Use kubectl port-forward to forward the traffic between the Grafana’s management application and your development computer.

  1. export POD_NAME=$(kubectl get pods -l "app.kubernetes.io/name=grafana" -o jsonpath="{.items[0].metadata.name}")
  2. kubectl port-forward $POD_NAME 3000

Open a web browser to http://localhost:3000 to access the Grafana’s management application.

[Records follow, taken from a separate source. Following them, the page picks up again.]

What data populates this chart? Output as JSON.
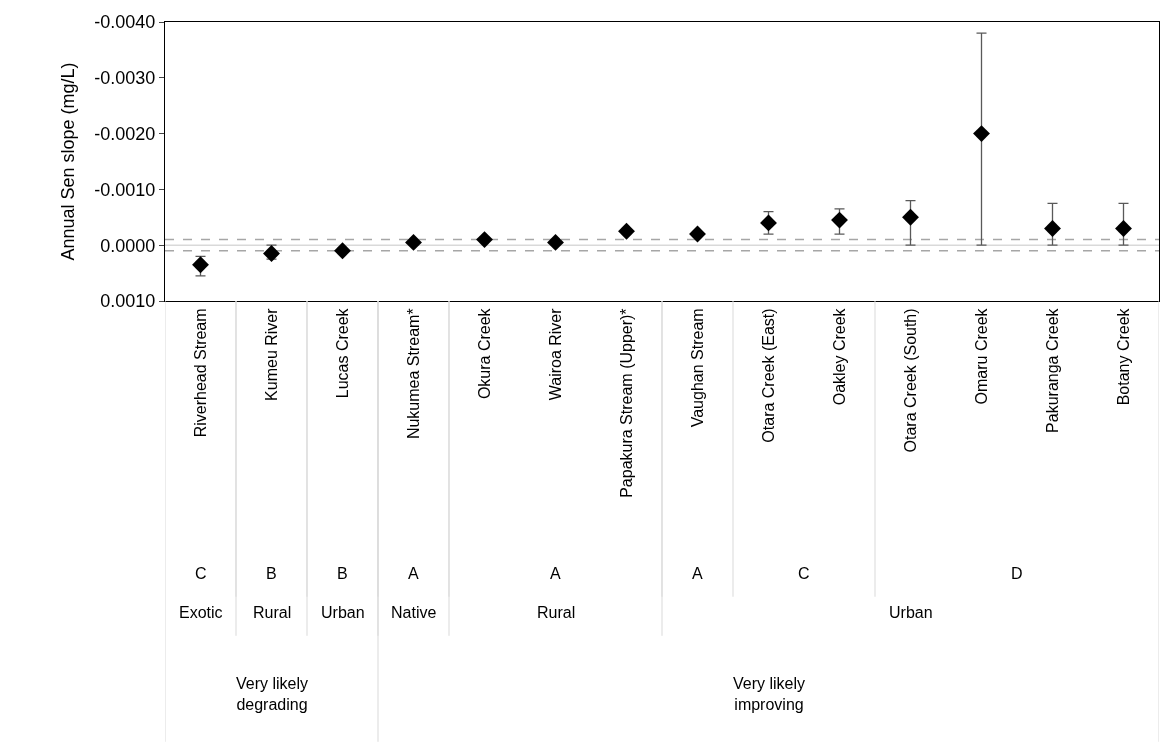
{
  "chart_data": {
    "type": "scatter",
    "ylabel": "Annual Sen slope (mg/L)",
    "categories": [
      "Riverhead Stream",
      "Kumeu River",
      "Lucas Creek",
      "Nukumea Stream*",
      "Okura Creek",
      "Wairoa River",
      "Papakura Stream (Upper)*",
      "Vaughan Stream",
      "Otara Creek (East)",
      "Oakley Creek",
      "Otara Creek (South)",
      "Omaru Creek",
      "Pakuranga Creek",
      "Botany Creek"
    ],
    "series": [
      {
        "color": "#000000",
        "values": [
          0.00035,
          0.00015,
          0.0001,
          -5e-05,
          -0.0001,
          -5e-05,
          -0.00025,
          -0.0002,
          -0.0004,
          -0.00045,
          -0.0005,
          -0.002,
          -0.0003,
          -0.0003
        ],
        "errors": [
          [
            0.0002,
            0.00055
          ],
          [
            0,
            0.00025
          ],
          null,
          null,
          null,
          null,
          null,
          null,
          [
            -0.0006,
            -0.0002
          ],
          [
            -0.00065,
            -0.0002
          ],
          [
            -0.0008,
            0
          ],
          [
            -0.0038,
            0
          ],
          [
            -0.00075,
            0
          ],
          [
            -0.00075,
            0
          ]
        ]
      }
    ],
    "ylim": [
      0.001,
      -0.004
    ],
    "yticks": [
      {
        "value": -0.004,
        "label": "-0.0040"
      },
      {
        "value": -0.003,
        "label": "-0.0030"
      },
      {
        "value": -0.002,
        "label": "-0.0020"
      },
      {
        "value": -0.001,
        "label": "-0.0010"
      },
      {
        "value": 0,
        "label": "0.0000"
      },
      {
        "value": 0.001,
        "label": "0.0010"
      }
    ],
    "ref_lines": [
      {
        "axis": "y",
        "value": -0.0001,
        "color": "#a6a6a6",
        "line_style": "dashed"
      },
      {
        "axis": "y",
        "value": 0.0001,
        "color": "#a6a6a6",
        "line_style": "dashed"
      },
      {
        "axis": "y",
        "value": 0,
        "color": "#d9d9d9",
        "line_style": "solid"
      }
    ],
    "marker": "diamond",
    "grid": false,
    "legend": false,
    "annotations": [
      "C",
      "B",
      "B",
      "A",
      "A",
      "A",
      "C",
      "D",
      "Exotic",
      "Rural",
      "Urban",
      "Native",
      "Rural",
      "Urban",
      "Very likely\ndegrading",
      "Very likely\nimproving"
    ]
  }
}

Use admin as the username and administrator password from the previous step. and verify the endpoints are connected, up, and scrapping is running.

From the management application:

  • Select Settings then Data Sources.
  • Select Add data source.
  • Find the Prometheus data source and select Select.
  • Enter the DNS name, for example stable-prometheus-server.default.svc.cluster.local, from the earlier step in URL.

Select Save and Test and confirm you see Data source is working.

Importing OSM Dashboards

OSM Dashboards are available through OSM GitHub repository, which can be imported as json blobs on the management application.

To import a dashboard:

  • Hover your cursor over the + and select Import.
  • Copy the JSON from the osm-mesh-envoy-details dashboard and paste it in Import via panel json.
  • Select Load.
  • Select Import.

Confirm you see a Mesh and Envoy Details dashboard created.